The judgment that someone “acts white” is a verdict against a person—deeming their mannerisms, voice, or interests break the preconceived rules of race. But these insults aren’t limited to schoolchildren and unspoken rules of the cafeteria. Even as adults, accusations of “acting white” still pop up in politics, the workplace, and relationships. If a person doesn’t want to say that someone “acts white,” they have coded and roundabout ways to land a point on their target. And sometimes the dig masquerades as a compliment from Black and white folks alike. It can sound like, “I can tell you had a good upbringing” or “You’re so articulate.”

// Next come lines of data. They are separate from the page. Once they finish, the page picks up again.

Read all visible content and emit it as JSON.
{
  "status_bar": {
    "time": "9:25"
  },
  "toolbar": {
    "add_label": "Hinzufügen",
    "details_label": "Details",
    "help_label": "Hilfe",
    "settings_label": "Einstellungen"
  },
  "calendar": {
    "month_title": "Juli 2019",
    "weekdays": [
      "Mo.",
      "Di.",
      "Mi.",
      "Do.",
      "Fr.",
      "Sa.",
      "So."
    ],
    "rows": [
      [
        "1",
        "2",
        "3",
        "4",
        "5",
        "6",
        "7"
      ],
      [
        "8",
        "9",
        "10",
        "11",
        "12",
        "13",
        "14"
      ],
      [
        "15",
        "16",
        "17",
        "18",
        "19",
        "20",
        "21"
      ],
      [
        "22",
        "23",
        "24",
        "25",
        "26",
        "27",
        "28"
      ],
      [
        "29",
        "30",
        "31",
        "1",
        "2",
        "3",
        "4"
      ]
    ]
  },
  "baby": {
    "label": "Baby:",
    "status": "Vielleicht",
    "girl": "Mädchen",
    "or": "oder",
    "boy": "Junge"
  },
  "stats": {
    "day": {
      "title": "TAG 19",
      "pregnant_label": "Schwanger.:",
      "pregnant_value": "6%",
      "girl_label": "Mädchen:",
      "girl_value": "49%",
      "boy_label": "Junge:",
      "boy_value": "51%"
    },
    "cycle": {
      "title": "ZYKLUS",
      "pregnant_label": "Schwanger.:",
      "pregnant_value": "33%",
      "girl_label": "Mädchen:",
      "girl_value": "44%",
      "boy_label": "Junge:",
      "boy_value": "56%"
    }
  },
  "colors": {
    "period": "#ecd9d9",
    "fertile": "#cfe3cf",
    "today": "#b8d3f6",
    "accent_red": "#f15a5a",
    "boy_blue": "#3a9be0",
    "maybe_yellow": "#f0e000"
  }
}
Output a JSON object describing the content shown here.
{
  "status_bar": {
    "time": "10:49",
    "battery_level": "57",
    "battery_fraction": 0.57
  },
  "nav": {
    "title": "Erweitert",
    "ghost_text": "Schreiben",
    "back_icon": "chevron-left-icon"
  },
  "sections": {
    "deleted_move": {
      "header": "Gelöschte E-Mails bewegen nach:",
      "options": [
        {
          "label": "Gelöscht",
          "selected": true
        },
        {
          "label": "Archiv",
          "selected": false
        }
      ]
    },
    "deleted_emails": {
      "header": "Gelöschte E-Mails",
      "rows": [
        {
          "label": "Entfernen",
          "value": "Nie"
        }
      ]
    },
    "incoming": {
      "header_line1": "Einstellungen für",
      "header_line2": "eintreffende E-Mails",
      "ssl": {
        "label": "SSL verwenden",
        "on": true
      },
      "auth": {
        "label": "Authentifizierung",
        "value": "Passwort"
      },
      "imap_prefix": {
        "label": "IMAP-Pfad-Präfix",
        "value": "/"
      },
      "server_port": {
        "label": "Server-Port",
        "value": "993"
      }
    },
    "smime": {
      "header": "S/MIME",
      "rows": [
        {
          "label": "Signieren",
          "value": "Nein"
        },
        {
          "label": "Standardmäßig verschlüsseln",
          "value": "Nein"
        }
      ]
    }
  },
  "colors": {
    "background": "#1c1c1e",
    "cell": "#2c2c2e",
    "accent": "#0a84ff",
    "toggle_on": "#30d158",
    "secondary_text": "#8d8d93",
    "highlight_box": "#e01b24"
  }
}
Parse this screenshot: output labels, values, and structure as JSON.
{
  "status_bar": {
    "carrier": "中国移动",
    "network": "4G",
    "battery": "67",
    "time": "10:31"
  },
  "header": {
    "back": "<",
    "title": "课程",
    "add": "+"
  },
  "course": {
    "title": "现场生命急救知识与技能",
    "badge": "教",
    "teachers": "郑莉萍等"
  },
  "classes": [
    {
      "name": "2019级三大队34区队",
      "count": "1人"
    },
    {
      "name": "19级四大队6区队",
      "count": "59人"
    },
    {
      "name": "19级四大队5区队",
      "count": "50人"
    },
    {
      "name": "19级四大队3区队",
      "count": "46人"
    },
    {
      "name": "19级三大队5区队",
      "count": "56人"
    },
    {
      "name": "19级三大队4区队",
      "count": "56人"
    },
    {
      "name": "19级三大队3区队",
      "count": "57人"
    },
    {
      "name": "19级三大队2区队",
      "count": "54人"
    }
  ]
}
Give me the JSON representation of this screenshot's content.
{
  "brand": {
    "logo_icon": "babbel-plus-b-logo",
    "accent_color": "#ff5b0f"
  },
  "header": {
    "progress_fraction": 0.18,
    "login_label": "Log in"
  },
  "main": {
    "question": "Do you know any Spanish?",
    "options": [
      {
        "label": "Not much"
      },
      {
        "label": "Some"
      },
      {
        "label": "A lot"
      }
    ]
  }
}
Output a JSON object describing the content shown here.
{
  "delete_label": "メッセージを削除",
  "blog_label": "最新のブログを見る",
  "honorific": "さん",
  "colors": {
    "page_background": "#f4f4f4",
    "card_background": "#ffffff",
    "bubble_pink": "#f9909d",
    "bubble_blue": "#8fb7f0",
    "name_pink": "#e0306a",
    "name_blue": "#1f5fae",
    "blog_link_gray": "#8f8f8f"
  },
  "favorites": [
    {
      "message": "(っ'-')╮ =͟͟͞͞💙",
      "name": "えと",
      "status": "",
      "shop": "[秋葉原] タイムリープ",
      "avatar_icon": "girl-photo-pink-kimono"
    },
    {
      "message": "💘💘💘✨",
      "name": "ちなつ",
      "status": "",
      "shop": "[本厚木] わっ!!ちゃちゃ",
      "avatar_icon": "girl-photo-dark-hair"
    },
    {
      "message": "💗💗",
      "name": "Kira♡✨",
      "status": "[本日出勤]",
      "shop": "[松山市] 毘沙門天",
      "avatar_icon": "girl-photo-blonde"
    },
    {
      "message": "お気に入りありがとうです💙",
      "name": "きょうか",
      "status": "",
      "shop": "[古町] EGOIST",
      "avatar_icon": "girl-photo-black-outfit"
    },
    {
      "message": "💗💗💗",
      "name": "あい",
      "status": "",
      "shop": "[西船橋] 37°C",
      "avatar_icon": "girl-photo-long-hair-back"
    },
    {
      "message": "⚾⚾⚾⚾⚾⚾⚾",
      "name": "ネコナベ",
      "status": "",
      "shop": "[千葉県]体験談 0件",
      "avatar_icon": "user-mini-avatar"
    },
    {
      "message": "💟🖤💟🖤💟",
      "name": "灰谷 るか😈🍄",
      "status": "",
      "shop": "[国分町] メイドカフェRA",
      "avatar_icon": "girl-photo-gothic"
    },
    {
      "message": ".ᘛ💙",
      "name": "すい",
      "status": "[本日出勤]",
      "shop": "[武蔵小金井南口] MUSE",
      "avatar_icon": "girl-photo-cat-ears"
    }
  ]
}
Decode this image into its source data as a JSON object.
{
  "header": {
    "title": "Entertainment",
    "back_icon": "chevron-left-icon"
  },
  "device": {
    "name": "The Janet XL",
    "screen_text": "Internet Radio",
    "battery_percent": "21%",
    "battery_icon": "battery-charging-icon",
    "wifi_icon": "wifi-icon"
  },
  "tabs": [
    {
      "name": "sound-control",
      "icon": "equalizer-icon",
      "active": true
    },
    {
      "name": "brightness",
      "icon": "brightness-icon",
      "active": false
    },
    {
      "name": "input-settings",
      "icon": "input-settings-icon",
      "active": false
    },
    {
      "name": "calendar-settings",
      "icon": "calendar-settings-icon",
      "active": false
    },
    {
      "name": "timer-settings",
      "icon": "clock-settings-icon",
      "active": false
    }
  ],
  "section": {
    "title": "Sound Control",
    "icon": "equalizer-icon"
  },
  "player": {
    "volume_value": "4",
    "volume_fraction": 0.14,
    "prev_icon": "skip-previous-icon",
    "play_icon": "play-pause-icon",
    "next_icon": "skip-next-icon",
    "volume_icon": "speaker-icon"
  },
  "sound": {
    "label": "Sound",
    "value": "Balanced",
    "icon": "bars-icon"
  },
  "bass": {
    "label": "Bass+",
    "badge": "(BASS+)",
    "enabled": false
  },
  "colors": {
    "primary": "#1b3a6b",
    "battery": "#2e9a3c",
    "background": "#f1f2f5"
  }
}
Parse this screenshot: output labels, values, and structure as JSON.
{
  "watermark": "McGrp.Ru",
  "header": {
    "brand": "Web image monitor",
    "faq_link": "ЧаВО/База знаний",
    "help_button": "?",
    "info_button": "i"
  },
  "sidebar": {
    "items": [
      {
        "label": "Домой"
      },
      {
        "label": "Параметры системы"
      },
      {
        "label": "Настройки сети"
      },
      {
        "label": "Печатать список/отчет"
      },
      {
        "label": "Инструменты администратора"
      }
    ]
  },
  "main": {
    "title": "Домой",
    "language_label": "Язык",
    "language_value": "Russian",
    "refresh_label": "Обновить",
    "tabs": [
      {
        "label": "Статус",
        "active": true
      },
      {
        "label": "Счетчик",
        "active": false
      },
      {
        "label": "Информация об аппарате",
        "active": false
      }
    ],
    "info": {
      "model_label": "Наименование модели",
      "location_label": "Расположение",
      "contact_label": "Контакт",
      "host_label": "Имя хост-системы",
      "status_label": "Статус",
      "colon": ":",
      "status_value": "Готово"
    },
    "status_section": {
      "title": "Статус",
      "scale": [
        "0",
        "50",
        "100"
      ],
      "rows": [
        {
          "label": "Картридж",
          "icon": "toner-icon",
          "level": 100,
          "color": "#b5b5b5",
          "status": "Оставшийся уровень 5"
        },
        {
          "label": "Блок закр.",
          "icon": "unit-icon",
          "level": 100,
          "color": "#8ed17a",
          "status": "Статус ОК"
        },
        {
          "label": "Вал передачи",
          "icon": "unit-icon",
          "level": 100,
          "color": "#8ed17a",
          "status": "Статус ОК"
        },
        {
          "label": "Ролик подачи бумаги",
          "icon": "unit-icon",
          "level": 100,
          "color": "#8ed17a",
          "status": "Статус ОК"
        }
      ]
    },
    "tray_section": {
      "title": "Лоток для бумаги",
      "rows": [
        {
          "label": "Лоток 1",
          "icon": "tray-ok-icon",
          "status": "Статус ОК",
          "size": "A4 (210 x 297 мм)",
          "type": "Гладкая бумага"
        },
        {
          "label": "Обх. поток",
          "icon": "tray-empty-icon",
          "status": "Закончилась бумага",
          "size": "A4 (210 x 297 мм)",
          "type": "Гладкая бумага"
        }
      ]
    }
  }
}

But the people accused of “acting white” have never concerned me, perhaps because I’ve been on the sticky side of that label. Instead, I store my concern for people who “react white.” If “acting white” is a way of being, then “reacting white” is a way of responding to human beings. One is a way of existing; the other is a way of resisting. People can have all the Black-approved characteristics possible and still “react white.”
What is “reacting white”? For one, it’s adhering to respectability politics that blames and shames people without critiquing the underlying structures and systems that have contributed to their circumstances. For another, it’s passing judgments based on colorism, in-group empathy gaps, and unconscious biases that prefer white Americans.
In her 2019 book Thick: And Other Essays, sociologist Tressie McMillan Cottom writes that “whiteness is a response to Blackness.” With every advancement in society by people marginalized by racism, a racist reaction follows. Throughout history, whiteness has been clutching its handbag, exacting force, and taking flight.
Even in the present, whiteness has been passing legislation and interpreting the Constitution in its favor. Whiteness has been rolling back and gutting protections and rigging elections — all as reactions against people outside its politicized racial group. In policies, politics, and inside interpersonal relationships, white reactions can undo progress, create delays, and cause direct and indirect harms.
Using the phrase “acting white” to describe the way someone carries themselves is a phony and petty charge, and we should distinguish the two as starkly as we can. “Acting white” is a theory; “white reactions” are tangible.
Black America encompasses every possible way of being. Blackness is complex, evolving, expansive, relative, and subjective. Its progression has several objectives. One of them is to end white supremacy. With that aim, when people attack someone they think “acts white,” their attacks are unnecessary friendly fire.
The people accused of “acting white” aren’t always the enemy; it’s those “reacting white” who pose a real danger.
Wait before you throw the book. Take a closer look.